TBC Capital published Weekly Update From The Chief Economist. According to the document, last week, from the local data release, the NBG international reserves updated data became available with no major surprises and the subject is already addressed in our 31 October weekly update. At the same time, international markets were at focus as US inflation slowed more than expected in October, fueling hopes that the peak has passed and the Fed can slow the pace of rate hikes and perhaps finish them earlier. However, the jobs market remains tight and month-on-month seasonally adjusted print is still higher than required to get inflation at 2% target. In particular, annual inflation print came in at 7.7% below consensus forecast of 7.9%, with MoM seasonally adjusted value of 0.4%.

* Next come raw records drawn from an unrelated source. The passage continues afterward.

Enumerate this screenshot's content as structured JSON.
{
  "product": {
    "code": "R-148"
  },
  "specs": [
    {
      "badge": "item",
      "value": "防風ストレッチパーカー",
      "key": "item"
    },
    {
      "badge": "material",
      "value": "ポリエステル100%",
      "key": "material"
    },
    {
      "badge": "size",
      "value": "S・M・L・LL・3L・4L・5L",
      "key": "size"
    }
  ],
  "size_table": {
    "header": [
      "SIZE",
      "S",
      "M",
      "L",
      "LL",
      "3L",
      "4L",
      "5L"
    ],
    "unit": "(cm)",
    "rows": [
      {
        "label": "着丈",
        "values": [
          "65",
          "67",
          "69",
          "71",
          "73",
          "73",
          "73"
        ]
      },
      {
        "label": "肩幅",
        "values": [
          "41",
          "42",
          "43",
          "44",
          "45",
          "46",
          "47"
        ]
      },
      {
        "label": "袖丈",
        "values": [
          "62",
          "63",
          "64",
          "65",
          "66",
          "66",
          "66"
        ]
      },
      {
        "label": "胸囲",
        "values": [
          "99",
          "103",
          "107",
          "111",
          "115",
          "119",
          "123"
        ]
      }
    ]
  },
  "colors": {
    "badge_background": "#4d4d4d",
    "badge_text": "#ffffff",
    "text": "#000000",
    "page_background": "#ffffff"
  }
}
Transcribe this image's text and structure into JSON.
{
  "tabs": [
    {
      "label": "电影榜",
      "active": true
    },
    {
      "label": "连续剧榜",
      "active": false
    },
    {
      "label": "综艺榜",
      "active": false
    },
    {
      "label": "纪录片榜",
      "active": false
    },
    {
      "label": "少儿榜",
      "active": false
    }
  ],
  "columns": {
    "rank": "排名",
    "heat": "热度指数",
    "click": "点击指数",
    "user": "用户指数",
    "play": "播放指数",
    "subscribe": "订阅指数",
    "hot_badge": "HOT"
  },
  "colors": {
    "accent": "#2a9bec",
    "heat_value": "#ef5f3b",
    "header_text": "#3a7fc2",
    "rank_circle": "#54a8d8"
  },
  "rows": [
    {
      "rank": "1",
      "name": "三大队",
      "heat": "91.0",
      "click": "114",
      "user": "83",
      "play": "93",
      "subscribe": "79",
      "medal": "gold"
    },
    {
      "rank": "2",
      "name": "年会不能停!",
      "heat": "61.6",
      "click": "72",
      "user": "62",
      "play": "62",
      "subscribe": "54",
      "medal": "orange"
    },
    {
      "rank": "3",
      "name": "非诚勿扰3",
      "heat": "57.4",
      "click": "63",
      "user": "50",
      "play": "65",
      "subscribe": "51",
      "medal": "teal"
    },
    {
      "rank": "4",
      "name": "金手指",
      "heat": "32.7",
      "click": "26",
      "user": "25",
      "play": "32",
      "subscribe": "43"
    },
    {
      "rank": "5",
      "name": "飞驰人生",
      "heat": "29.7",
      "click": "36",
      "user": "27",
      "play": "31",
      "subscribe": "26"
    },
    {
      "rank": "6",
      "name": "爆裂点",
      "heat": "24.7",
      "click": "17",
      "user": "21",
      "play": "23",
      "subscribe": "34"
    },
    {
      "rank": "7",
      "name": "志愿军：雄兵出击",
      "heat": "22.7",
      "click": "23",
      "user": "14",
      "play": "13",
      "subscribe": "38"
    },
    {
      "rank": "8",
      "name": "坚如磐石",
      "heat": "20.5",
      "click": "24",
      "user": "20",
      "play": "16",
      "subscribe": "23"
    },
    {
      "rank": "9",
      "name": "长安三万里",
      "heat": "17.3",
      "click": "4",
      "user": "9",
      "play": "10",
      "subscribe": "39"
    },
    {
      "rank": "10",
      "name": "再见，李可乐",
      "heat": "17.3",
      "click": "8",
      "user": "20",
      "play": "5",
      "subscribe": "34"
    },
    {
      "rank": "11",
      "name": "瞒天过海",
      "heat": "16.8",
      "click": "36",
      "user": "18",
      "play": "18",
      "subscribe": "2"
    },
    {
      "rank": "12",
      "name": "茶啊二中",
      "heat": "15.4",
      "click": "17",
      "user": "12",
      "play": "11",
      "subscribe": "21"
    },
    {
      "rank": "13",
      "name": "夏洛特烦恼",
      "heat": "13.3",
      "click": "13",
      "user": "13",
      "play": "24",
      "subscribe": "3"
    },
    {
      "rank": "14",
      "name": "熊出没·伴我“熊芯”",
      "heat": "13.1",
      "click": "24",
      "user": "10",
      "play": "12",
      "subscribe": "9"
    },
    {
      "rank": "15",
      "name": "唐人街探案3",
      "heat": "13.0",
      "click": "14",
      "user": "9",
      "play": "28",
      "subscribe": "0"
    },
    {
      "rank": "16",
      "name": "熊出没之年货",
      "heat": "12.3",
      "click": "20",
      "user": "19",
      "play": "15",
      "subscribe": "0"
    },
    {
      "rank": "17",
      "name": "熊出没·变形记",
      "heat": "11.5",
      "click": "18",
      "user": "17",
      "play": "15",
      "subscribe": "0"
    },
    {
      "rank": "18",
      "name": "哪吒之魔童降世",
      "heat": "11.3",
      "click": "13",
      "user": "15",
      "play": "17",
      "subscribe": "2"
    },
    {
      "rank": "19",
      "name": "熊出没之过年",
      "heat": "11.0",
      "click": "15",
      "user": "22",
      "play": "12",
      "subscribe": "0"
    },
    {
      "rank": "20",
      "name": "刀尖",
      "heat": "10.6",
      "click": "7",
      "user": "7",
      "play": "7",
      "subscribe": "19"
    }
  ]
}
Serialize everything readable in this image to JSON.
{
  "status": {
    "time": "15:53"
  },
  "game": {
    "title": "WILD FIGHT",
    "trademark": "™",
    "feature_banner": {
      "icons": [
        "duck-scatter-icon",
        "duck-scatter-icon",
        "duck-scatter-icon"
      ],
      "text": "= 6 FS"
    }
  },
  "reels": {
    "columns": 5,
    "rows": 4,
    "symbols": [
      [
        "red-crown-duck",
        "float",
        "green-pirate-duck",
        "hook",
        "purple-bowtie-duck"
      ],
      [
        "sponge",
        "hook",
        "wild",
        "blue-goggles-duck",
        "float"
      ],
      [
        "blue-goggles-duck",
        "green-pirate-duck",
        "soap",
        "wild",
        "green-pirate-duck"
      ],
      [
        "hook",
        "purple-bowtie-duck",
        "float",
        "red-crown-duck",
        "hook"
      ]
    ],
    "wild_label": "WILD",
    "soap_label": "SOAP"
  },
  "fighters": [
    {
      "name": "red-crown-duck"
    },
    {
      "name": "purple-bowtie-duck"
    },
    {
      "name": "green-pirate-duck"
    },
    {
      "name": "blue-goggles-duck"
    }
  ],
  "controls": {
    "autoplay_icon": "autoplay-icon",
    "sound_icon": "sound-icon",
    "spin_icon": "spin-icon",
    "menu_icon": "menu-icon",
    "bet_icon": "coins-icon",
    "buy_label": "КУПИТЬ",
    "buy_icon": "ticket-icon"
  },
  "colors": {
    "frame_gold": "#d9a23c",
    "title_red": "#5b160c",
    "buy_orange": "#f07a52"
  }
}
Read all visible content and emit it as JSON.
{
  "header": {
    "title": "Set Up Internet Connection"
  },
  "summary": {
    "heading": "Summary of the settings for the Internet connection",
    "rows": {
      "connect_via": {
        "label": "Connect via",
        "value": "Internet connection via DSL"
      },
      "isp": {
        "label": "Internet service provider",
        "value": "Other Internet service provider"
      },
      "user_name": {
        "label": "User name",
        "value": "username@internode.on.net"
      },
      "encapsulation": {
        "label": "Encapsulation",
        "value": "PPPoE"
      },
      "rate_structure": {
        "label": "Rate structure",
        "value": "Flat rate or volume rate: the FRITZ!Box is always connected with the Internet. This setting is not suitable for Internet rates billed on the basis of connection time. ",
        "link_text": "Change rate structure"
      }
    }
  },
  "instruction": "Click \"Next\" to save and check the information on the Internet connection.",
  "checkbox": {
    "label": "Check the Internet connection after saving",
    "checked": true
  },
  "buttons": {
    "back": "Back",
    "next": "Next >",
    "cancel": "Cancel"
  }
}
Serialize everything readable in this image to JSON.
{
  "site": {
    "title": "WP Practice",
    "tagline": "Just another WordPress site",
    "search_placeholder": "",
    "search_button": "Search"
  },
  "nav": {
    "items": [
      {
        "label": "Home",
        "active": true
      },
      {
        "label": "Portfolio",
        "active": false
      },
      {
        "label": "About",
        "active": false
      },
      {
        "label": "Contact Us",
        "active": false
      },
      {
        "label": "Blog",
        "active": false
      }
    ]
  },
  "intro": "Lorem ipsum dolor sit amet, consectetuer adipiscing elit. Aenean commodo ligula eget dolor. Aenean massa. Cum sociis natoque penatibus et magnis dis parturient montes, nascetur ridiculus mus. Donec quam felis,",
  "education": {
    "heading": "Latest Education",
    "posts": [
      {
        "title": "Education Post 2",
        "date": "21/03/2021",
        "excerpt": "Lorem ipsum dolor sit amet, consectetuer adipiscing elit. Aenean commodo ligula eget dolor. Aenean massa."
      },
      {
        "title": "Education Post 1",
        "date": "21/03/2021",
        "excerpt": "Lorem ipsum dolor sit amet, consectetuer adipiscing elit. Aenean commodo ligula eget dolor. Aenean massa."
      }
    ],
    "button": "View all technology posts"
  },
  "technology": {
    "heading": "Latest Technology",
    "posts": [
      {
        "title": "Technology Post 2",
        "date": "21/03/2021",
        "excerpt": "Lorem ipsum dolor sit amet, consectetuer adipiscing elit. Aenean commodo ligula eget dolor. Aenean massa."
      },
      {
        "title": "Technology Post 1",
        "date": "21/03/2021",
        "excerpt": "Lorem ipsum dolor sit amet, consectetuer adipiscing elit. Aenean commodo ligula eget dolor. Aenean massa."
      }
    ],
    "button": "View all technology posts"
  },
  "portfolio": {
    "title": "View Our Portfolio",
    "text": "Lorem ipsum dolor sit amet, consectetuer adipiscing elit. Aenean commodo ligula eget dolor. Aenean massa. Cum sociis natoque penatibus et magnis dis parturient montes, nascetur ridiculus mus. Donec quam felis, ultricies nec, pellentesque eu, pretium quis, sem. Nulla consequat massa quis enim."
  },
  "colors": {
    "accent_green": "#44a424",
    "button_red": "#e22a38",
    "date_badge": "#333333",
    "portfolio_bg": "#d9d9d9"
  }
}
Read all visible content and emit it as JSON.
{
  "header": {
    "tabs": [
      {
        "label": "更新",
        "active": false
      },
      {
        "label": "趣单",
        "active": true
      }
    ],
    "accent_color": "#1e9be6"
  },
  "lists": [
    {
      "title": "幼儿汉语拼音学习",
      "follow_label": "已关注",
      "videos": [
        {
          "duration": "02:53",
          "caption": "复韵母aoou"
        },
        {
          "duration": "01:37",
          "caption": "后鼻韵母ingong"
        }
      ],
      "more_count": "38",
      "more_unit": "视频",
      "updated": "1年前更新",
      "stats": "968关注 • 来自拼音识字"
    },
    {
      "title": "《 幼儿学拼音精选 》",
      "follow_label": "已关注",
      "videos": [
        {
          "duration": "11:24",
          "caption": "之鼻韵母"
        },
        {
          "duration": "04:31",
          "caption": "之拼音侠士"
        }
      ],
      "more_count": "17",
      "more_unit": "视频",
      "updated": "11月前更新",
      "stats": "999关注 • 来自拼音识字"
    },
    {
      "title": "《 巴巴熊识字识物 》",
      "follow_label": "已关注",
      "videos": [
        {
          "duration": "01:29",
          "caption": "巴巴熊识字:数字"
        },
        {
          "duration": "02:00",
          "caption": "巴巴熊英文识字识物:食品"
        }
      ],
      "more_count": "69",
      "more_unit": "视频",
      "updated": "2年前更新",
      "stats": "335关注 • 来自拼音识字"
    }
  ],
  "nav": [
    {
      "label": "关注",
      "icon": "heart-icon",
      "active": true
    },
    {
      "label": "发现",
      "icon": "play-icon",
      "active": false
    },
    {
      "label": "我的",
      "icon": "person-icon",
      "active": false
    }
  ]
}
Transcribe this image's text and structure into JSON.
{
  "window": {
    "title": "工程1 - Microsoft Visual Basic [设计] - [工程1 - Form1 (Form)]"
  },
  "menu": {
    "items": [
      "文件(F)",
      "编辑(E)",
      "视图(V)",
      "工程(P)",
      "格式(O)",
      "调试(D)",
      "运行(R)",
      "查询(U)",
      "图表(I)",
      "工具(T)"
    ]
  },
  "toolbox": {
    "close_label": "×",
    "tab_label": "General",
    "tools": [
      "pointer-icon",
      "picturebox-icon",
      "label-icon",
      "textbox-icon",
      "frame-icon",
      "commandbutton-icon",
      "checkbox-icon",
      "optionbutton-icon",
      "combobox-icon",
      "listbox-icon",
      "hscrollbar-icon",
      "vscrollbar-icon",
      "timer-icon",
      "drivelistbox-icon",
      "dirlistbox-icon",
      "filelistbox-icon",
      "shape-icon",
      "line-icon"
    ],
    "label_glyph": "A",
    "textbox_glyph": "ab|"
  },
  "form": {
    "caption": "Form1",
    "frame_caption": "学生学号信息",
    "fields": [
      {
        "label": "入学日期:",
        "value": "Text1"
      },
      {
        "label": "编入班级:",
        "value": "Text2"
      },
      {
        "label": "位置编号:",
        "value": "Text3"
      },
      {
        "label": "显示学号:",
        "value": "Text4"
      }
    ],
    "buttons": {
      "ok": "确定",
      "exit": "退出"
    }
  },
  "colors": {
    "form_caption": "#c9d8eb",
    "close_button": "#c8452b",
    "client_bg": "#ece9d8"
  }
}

More importantly, core inflation also showed signs of normalization as its print came in at 6.3% YoY and 0.3% MoM versus consensus forecast of 6.5%/0.5% and core inflation w/o housing rent turned even negative MoM seasonally adjusted. Slower inflation in US is certainly an upside for Georgia as among other macro variables, this implies lower US 10 year benchmark yield and weaker USD.
Greenback weakness is well expected, though more in the medium, rather than in the near term. However, possible continuous normalization of inflation in the US coupled with some, even temporary solution in Ukraine, may push the USD from the recent highs to closer to its medium term estimates.
This is certainly the GEL positive as the EUR/GEL has more aligned cycle as compared with the USD/GEL.
Therefore, on the back of the recent developments, we are now more bullish on the GEL and change our long standing end of year USD/GEL target from around 2.80 to around 2.70 probably still with only some GEL weakness in 2023 due to low inflation outlook in Georgia and likely some Ruble and other regional currency adjustments despite the most expected scenario of the continuation of the adjustment in USD value.
What the recent EUR/USD pair and the outlook may imply when taking an FX risk with the GEL income stream. Judging from the fact that the GEL is more stable against the EUR, rather than against the USD – and given that growth appears to be more stable in EUR and that the EUR/USD is likely appreciating over the medium term in the baseline scenario – EUR/USD diversification appears to be the optimal solution, though now probably with a somewhat higher share of USD for business borrowers. It is important to highlight that while a stronger USD scenario may be less likely, in such a case the adverse impact would be much higher, thereby supporting the argument for EUR credit, even under a EUR strengthening baseline. Lower interest rates are also an argument in favor of the EUR. As well as the diversification with at least some share of the GEL is always a wise decision as the elasticity of NPLs to exchange rate depreciation is non-linear and has low impact during relatively low rates of depreciation.